"Tout accord est déjà un signe très positif", même s'il n'a pas de propositions claires de réductions tarifaires, a déclaré aujourd'hui Seulma Rosa, directrice des relations gouvernementales de la société Dow Brasil, ajoutant que la discussion sur la réduction des coûts de transaction génère des gains d'investissement.

Pour Juliana Azevedo, présidente de Procter & Gamble Brasil, les «complexités» de l'exportation de produits brésiliens vers les États-Unis, notamment en raison des différences d'exigences de qualité et des coûts supplémentaires d'entrée et de vente «sont les plus grands obstacles» pour amener de nouveaux investissements bilatéral.

"Nous avons des problèmes avec le dédouanement, la reconnaissance mutuelle qui nous amène des coûts liés au retard dans le dédouanement et le stockage (stockage), ce qui serait des gains très importants dans le contexte du coronavirus", car ils signifiaient une réduction des coûts d'exploitation, a déclaré Seulma Rosa.

Les déclarations ont été faites lors d'une conférence virtuelle du Conseil de l'Atlantique, dans le cadre de la série «USA-Brazil Trade and Investment».

AmCham Brasil, une chambre de commerce qui représente plus de 5 000 entreprises et 33% du produit intérieur brut (PIB) du Brésil, devrait lancer dans les prochaines semaines un document avec dix objectifs et initiatives qui pourraient être "des livraisons possibles pour 2020", a-t-il déclaré. le vice-président de cette institution, Abrão Neto.

Selon Abrão Neto, le document en cours de préparation représente un «ensemble d'opportunités très concrètes», comme la conclusion de la première étape de l'accord commercial entre les deux pays, avec des thèmes non tarifaires, la réduction de la bureaucratie, la négociation de règles dans le commerce numérique et les règles de qualité pour la production réglementaire.

"Les thèmes sont en cours de discussion entre les deux gouvernements, il est possible qu'au cours des prochaines semaines, l'un de ces chapitres ait déjà été conclu et annoncé par les gouvernements", a estimé Abrão Neto, secrétaire brésilien au Commerce extérieur du ministère de l'Industrie, du Commerce extérieur et des Services ( Entre 2016 et 2018.

De l'avis d'AmCham Brasil, une autre possibilité pour cette année est la formalisation de la participation du Brésil au programme nord-américain d'entrée des voyageurs Global Entry, pour rétablir le flux de voyageurs entre les deux pays après la crise sanitaire mondiale.
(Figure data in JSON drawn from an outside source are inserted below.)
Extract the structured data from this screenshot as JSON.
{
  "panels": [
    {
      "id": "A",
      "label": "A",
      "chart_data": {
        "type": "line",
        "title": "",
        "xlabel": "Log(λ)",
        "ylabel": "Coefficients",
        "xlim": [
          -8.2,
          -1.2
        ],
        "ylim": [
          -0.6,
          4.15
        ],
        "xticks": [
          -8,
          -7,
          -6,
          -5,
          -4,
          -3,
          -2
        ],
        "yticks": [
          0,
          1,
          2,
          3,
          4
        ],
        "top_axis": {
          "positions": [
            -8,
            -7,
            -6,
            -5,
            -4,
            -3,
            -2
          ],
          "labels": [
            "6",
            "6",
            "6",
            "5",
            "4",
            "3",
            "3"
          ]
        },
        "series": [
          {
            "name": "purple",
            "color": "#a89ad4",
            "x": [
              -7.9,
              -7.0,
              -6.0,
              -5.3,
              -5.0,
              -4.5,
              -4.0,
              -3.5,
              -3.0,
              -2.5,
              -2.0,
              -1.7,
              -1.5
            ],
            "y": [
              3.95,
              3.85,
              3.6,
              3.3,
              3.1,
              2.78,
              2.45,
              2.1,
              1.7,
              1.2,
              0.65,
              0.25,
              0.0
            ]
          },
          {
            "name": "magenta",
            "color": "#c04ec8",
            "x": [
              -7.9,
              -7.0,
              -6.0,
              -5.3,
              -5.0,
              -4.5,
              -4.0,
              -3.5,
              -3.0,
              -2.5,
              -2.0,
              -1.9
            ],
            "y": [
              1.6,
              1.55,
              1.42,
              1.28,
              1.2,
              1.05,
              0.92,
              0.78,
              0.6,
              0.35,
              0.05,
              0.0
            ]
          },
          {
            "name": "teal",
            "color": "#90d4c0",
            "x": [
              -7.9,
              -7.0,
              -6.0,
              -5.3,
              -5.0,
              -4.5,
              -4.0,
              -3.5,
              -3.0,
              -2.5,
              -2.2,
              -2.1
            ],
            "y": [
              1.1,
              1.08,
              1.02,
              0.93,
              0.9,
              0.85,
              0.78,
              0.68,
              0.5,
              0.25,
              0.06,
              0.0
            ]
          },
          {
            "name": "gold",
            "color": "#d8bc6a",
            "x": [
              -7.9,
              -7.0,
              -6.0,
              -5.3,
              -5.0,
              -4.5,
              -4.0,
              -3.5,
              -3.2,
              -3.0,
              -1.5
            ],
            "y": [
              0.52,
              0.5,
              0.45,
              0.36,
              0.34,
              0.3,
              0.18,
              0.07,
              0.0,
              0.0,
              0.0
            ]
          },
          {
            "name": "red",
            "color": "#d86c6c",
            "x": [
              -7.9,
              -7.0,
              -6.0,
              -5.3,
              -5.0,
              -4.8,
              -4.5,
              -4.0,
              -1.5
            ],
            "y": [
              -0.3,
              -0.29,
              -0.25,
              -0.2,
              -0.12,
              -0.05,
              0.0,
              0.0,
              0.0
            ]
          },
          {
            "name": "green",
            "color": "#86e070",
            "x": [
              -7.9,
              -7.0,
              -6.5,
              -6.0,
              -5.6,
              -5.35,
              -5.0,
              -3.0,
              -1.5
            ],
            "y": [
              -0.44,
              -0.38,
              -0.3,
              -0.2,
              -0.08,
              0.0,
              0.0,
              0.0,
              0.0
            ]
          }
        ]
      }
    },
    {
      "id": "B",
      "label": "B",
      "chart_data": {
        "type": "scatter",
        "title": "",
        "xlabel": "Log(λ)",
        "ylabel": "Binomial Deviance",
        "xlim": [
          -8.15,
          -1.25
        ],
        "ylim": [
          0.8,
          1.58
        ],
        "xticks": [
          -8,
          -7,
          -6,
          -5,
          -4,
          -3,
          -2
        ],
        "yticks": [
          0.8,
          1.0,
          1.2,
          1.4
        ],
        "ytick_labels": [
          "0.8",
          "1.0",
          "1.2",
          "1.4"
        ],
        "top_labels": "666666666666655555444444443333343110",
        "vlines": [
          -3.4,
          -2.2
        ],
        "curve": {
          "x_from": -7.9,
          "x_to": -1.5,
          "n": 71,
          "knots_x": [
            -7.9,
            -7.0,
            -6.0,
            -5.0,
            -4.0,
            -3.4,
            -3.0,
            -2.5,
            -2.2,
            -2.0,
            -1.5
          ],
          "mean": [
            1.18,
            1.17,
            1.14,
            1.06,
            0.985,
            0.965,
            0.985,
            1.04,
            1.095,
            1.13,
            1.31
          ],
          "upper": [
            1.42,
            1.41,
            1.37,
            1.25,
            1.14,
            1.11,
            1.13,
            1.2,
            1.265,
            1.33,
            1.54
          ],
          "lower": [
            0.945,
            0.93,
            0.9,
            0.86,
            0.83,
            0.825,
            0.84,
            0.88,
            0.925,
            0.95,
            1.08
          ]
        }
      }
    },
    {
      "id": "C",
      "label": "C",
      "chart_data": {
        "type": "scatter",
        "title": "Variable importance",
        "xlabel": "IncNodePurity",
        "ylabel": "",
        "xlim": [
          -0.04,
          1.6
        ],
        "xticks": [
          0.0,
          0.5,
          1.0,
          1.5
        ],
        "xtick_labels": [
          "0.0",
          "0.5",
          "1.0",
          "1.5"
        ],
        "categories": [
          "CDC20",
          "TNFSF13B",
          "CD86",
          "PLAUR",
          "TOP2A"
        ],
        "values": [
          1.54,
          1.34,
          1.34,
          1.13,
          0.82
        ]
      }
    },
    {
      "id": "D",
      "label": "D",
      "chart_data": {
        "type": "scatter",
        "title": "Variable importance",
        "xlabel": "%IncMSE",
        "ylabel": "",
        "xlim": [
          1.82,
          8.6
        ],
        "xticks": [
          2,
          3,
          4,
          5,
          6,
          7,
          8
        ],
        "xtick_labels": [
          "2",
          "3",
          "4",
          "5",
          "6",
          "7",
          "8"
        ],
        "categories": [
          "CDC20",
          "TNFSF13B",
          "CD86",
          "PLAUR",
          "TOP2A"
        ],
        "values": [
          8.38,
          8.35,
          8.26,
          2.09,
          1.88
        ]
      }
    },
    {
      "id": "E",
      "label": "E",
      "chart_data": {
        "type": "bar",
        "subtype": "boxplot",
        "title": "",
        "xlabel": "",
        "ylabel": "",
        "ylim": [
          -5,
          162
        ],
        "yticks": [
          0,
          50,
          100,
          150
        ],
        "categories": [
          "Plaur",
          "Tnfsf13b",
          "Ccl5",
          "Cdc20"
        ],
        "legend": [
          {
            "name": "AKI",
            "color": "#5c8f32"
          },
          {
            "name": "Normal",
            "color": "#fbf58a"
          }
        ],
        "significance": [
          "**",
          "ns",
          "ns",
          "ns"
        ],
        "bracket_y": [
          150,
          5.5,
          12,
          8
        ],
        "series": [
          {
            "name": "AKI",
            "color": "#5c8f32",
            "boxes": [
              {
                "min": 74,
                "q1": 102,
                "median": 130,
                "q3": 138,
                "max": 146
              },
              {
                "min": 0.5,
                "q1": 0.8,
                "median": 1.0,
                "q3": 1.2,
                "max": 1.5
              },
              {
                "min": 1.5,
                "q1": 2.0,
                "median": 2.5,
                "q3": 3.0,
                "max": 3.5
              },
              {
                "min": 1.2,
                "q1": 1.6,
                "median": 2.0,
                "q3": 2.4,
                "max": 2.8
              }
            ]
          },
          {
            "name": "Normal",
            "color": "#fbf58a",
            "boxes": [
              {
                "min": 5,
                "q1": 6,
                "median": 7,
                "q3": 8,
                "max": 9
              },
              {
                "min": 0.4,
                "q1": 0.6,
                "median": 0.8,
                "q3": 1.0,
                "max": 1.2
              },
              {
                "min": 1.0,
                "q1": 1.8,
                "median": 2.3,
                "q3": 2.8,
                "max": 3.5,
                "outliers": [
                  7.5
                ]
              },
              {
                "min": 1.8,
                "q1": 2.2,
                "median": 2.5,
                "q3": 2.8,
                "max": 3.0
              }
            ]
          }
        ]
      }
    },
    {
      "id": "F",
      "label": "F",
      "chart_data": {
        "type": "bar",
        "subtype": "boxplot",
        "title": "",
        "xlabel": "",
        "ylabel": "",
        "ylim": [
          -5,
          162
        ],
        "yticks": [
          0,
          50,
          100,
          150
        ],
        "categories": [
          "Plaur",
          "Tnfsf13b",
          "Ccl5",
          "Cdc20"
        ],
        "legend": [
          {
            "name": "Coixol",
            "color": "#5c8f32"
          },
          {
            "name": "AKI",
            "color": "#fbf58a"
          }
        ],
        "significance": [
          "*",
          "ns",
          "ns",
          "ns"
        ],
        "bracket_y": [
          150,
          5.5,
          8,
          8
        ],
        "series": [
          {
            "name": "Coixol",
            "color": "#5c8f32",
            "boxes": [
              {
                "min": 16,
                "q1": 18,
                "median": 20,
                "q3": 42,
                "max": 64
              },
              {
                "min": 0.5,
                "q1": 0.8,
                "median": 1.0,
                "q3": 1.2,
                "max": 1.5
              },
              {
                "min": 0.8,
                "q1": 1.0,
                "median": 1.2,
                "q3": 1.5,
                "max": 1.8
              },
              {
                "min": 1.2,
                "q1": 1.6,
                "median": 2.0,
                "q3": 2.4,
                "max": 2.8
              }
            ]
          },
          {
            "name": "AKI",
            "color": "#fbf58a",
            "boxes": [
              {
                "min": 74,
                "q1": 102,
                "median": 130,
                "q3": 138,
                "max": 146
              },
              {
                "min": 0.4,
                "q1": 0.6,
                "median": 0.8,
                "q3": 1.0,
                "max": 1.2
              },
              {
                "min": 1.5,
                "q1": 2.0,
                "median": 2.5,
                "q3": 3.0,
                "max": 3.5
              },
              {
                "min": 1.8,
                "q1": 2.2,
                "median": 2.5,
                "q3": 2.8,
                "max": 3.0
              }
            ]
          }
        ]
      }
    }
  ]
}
Abrão Neto a estimé que l'année 2020 présente une «fenêtre utile très étroite» pour l'introduction et la réalisation de nouvelles initiatives entre les États-Unis et le Brésil, mais a néanmoins apporté un «approfondissement (…) d'une relation bilatérale très saine et un effort conjoint de deux gouvernements et le secteur privé au moment critique d'affronter les conséquences de la pandémie ».

Les restrictions qui ont été adoptées pour lutter contre la pandémie de Covid-19 et les élections présidentielles américaines en novembre, qui pourraient changer l'administration du gouvernement américain, "réduisent le temps disponible pour construire et achever les initiatives", a expliqué Abrão Petit fils.

Seulma Rosa a déclaré qu'il était essentiel «d'élever le Brésil aux normes réglementaires internationales» et de «créer un jalon, une amélioration de l'environnement des affaires», avec des avantages pratiques et dans la logique de l'insertion mondiale.

L'entrée du Brésil dans l'Organisation de coopération et de développement économiques (OCDE), composée de 36 pays, est un appel fort des hommes d'affaires brésiliens et devrait avoir la priorité, a déclaré Seulma Rosa.

La pandémie de Covid-19 a déjà fait plus de 436 000 morts et infecté plus de huit millions de personnes dans 196 pays et territoires, selon un rapport de l'agence française AFP.

Les États-Unis sont le pays avec le plus de décès (116 127) et les cas d'infection les plus confirmés (plus de 2,1 millions), suivis du Brésil (43 959 décès dans plus de 888 000 cas).

Les mesures de lutte contre la pandémie ont paralysé des secteurs entiers de l'économie mondiale et ont conduit le Fonds monétaire international (FMI) à faire des prévisions sans précédent depuis près de 75 ans: l'économie mondiale pourrait chuter de 3% en 2020, entraînée par une contraction de 5,9 aux États-Unis, 7,5% dans la zone euro et 5,2% au Japon.